Computers won’t get tired until it is done with tracing. Time needed to find complete borders of a forest section is often underestimated as it just goes on and on. The started tracing line just won’t return back to the beginning even if it may return temptingly close to it several times. A human will decide sooner or later to (literally) draw a line and end the current polygon prematurely even if it is clear that more can be included into it. The next part will have to be traced separately as a new polygon. A computer, on the other hand, is fast enough to trace everything under reasonable time. It won’t stop until it is done. Often the only limit for it are physical limits of current map tile, not the length or complexity of the resulting polygon.

Pros of human traced results.

“Important” features get traced first. It is hard to algorithmically define what is important at current map position as this largely depends on the context. A common approach for a computer is to process everything at hand, as it can afford it because it is so fast. Humans can “feel” the context and use it efficiently to prioritize things. For example, one typically starts from working on bigger features that are close to populated areas and which are likely to be looked in the end.
Tag choice is more consistent with reality. It is well known problem in remote land cover sensing that no 100% correct matching can be achieved. Again, this is in part because not everything can be tagged with a limited number of classes and corresponding tag combinations. Humans tend to be more conservative in this regard and provide more reliable results. If a person cannot tell from looking at the image what sort of land cover should be given to a polygon, he is likely to skip it altogether or at least express his doubts in a comment to the tag set. The machine is rarely tasked with recording its confidence level for the chosen tags.
Humans tend to choose vector resolution (distance between nodes) dynamically based on current context. For example, a forest around a long straight highway tends to be mapped with few nodes along that road. More nodes are needed when a forest border is more “open” and does not contact anything else. Machine algorithms are currently not taking the context into account and basically use a fixed resolution coming from the underlying raster image. Different smoothing or simplification algorithms do not change this much as they only take into account the current curve itself, not adjacent data. Because of that both situations are possible with machine processed data: a) a lot of extra nodes along a straight line that could have been mapped with just a few of them; b) lost important nodes where a line takes a sudden turn.

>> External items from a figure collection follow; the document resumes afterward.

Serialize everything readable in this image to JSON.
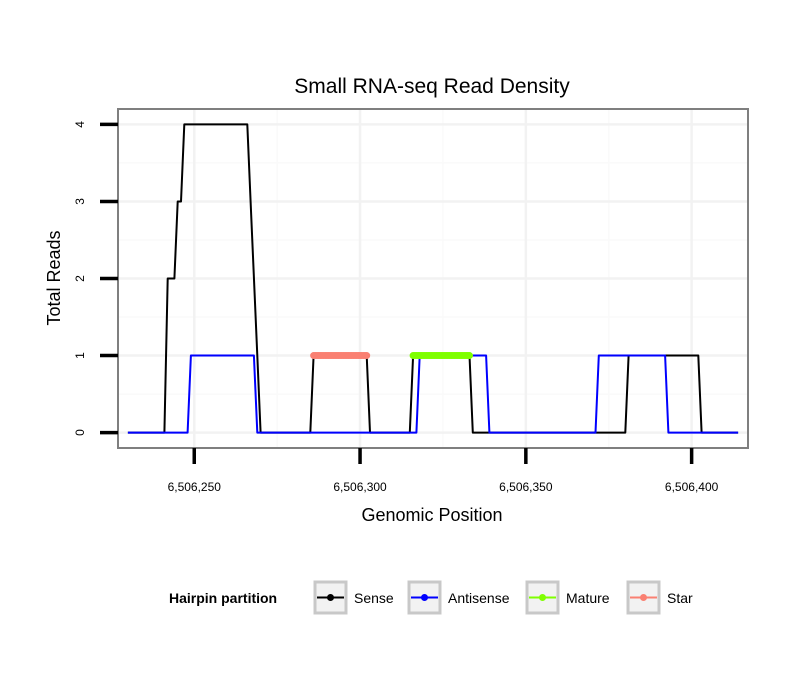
{
  "chart_data": {
    "type": "line",
    "title": "Small RNA-seq Read Density",
    "xlabel": "Genomic Position",
    "ylabel": "Total Reads",
    "xlim": [
      6506227,
      6506417
    ],
    "ylim": [
      -0.2,
      4.2
    ],
    "x_ticks": [
      6506250,
      6506300,
      6506350,
      6506400
    ],
    "x_tick_labels": [
      "6,506,250",
      "6,506,300",
      "6,506,350",
      "6,506,400"
    ],
    "y_ticks": [
      0,
      1,
      2,
      3,
      4
    ],
    "y_tick_labels": [
      "0",
      "1",
      "2",
      "3",
      "4"
    ],
    "grid": true,
    "legend": {
      "title": "Hairpin partition",
      "placement": "bottom",
      "items": [
        {
          "label": "Sense",
          "color": "#000000"
        },
        {
          "label": "Antisense",
          "color": "#0000ff"
        },
        {
          "label": "Mature",
          "color": "#7fff00"
        },
        {
          "label": "Star",
          "color": "#fa8072"
        }
      ]
    },
    "series": [
      {
        "name": "Sense",
        "color": "#000000",
        "x": [
          6506230,
          6506241,
          6506242,
          6506244,
          6506245,
          6506246,
          6506247,
          6506249,
          6506250,
          6506266,
          6506267,
          6506269,
          6506270,
          6506285,
          6506286,
          6506302,
          6506303,
          6506315,
          6506316,
          6506333,
          6506334,
          6506380,
          6506381,
          6506402,
          6506403,
          6506414
        ],
        "values": [
          0,
          0,
          2,
          2,
          3,
          3,
          4,
          4,
          4,
          4,
          3,
          1,
          0,
          0,
          1,
          1,
          0,
          0,
          1,
          1,
          0,
          0,
          1,
          1,
          0,
          0
        ]
      },
      {
        "name": "Antisense",
        "color": "#0000ff",
        "x": [
          6506230,
          6506248,
          6506249,
          6506268,
          6506269,
          6506317,
          6506318,
          6506338,
          6506339,
          6506371,
          6506372,
          6506392,
          6506393,
          6506414
        ],
        "values": [
          0,
          0,
          1,
          1,
          0,
          0,
          1,
          1,
          0,
          0,
          1,
          1,
          0,
          0
        ]
      },
      {
        "name": "Mature",
        "color": "#7fff00",
        "x": [
          6506316,
          6506333
        ],
        "values": [
          1,
          1
        ],
        "points_step": 0.5
      },
      {
        "name": "Star",
        "color": "#fa8072",
        "x": [
          6506286,
          6506302
        ],
        "values": [
          1,
          1
        ],
        "points_step": 0.5
      }
    ]
  }
}
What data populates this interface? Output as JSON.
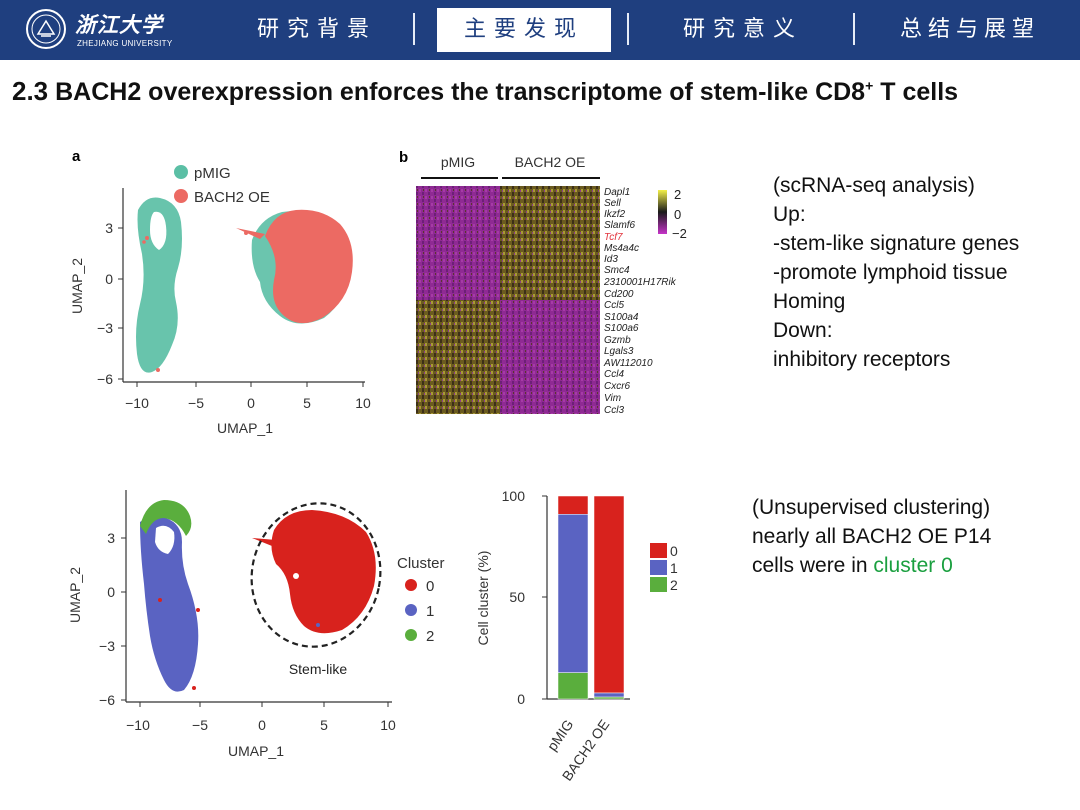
{
  "header": {
    "logo": {
      "cn": "浙江大学",
      "en": "ZHEJIANG UNIVERSITY"
    },
    "nav": [
      {
        "label": "研究背景",
        "active": false
      },
      {
        "label": "主要发现",
        "active": true
      },
      {
        "label": "研究意义",
        "active": false
      },
      {
        "label": "总结与展望",
        "active": false
      }
    ]
  },
  "slide": {
    "title_num": "2.3",
    "title_text": "BACH2 overexpression enforces the transcriptome of stem-like CD8",
    "title_sup": "+",
    "title_tail": "T cells"
  },
  "colors": {
    "teal": "#5bbfa5",
    "salmon": "#ec6a63",
    "blue": "#5a63c2",
    "red": "#d8221d",
    "green": "#5aae3d",
    "navy": "#1f3f7f"
  },
  "panel_a": {
    "label": "a",
    "legend": [
      "pMIG",
      "BACH2 OE"
    ],
    "xlabel": "UMAP_1",
    "ylabel": "UMAP_2",
    "xticks": [
      "−10",
      "−5",
      "0",
      "5",
      "10"
    ],
    "yticks": [
      "3",
      "0",
      "−3",
      "−6"
    ]
  },
  "panel_b": {
    "label": "b",
    "groups": [
      "pMIG",
      "BACH2 OE"
    ],
    "genes": [
      "Dapl1",
      "Sell",
      "Ikzf2",
      "Slamf6",
      "Tcf7",
      "Ms4a4c",
      "Id3",
      "Smc4",
      "2310001H17Rik",
      "Cd200",
      "Ccl5",
      "S100a4",
      "S100a6",
      "Gzmb",
      "Lgals3",
      "AW112010",
      "Ccl4",
      "Cxcr6",
      "Vim",
      "Ccl3"
    ],
    "highlight_gene": "Tcf7",
    "scale": [
      "2",
      "0",
      "−2"
    ]
  },
  "panel_c": {
    "legend_title": "Cluster",
    "clusters": [
      "0",
      "1",
      "2"
    ],
    "annotation": "Stem-like",
    "xlabel": "UMAP_1",
    "ylabel": "UMAP_2",
    "xticks": [
      "−10",
      "−5",
      "0",
      "5",
      "10"
    ],
    "yticks": [
      "3",
      "0",
      "−3",
      "−6"
    ]
  },
  "chart_data": {
    "type": "bar",
    "stacked": true,
    "categories": [
      "pMIG",
      "BACH2 OE"
    ],
    "series": [
      {
        "name": "0",
        "values": [
          9,
          97
        ]
      },
      {
        "name": "1",
        "values": [
          78,
          2
        ]
      },
      {
        "name": "2",
        "values": [
          13,
          1
        ]
      }
    ],
    "ylabel": "Cell cluster (%)",
    "yticks": [
      "0",
      "50",
      "100"
    ],
    "ylim": [
      0,
      100
    ]
  },
  "notes": {
    "top": [
      "(scRNA-seq analysis)",
      "Up:",
      "-stem-like signature genes",
      "-promote lymphoid tissue",
      "Homing",
      "Down:",
      "inhibitory receptors"
    ],
    "bottom_lines": [
      "(Unsupervised clustering)",
      "nearly all BACH2 OE P14"
    ],
    "bottom_last": "cells were in",
    "bottom_highlight": "cluster 0"
  }
}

The same applies to making decisions of which features to keep. It was common to get many small patches of grass along highways that face large forests from machine-traced data. A human would have ignored these patches and drew a single line between a forest and a highway.

Common issues:

It is impossible to “naturally” determine where one should stop tracing a polygon, round it up and go for the next one. A machine traces it until it has some data left to trace, e.g. until it naturally closes the current polygon or reaches an artificial border of current raster area. A human traces until he gets tired, then he simply draws a straight line to the beginning and calls it fine. Both approaches have their problems. Humans tend to round up in a way that simplifies future additions by e.g. closing polygons through areas that are of less importance and where no future details are expected to be added. A computer may finish its work right in the middle of tightly populated area, thus creating a lot of complications for someone who wants to complete mapping of remaining area.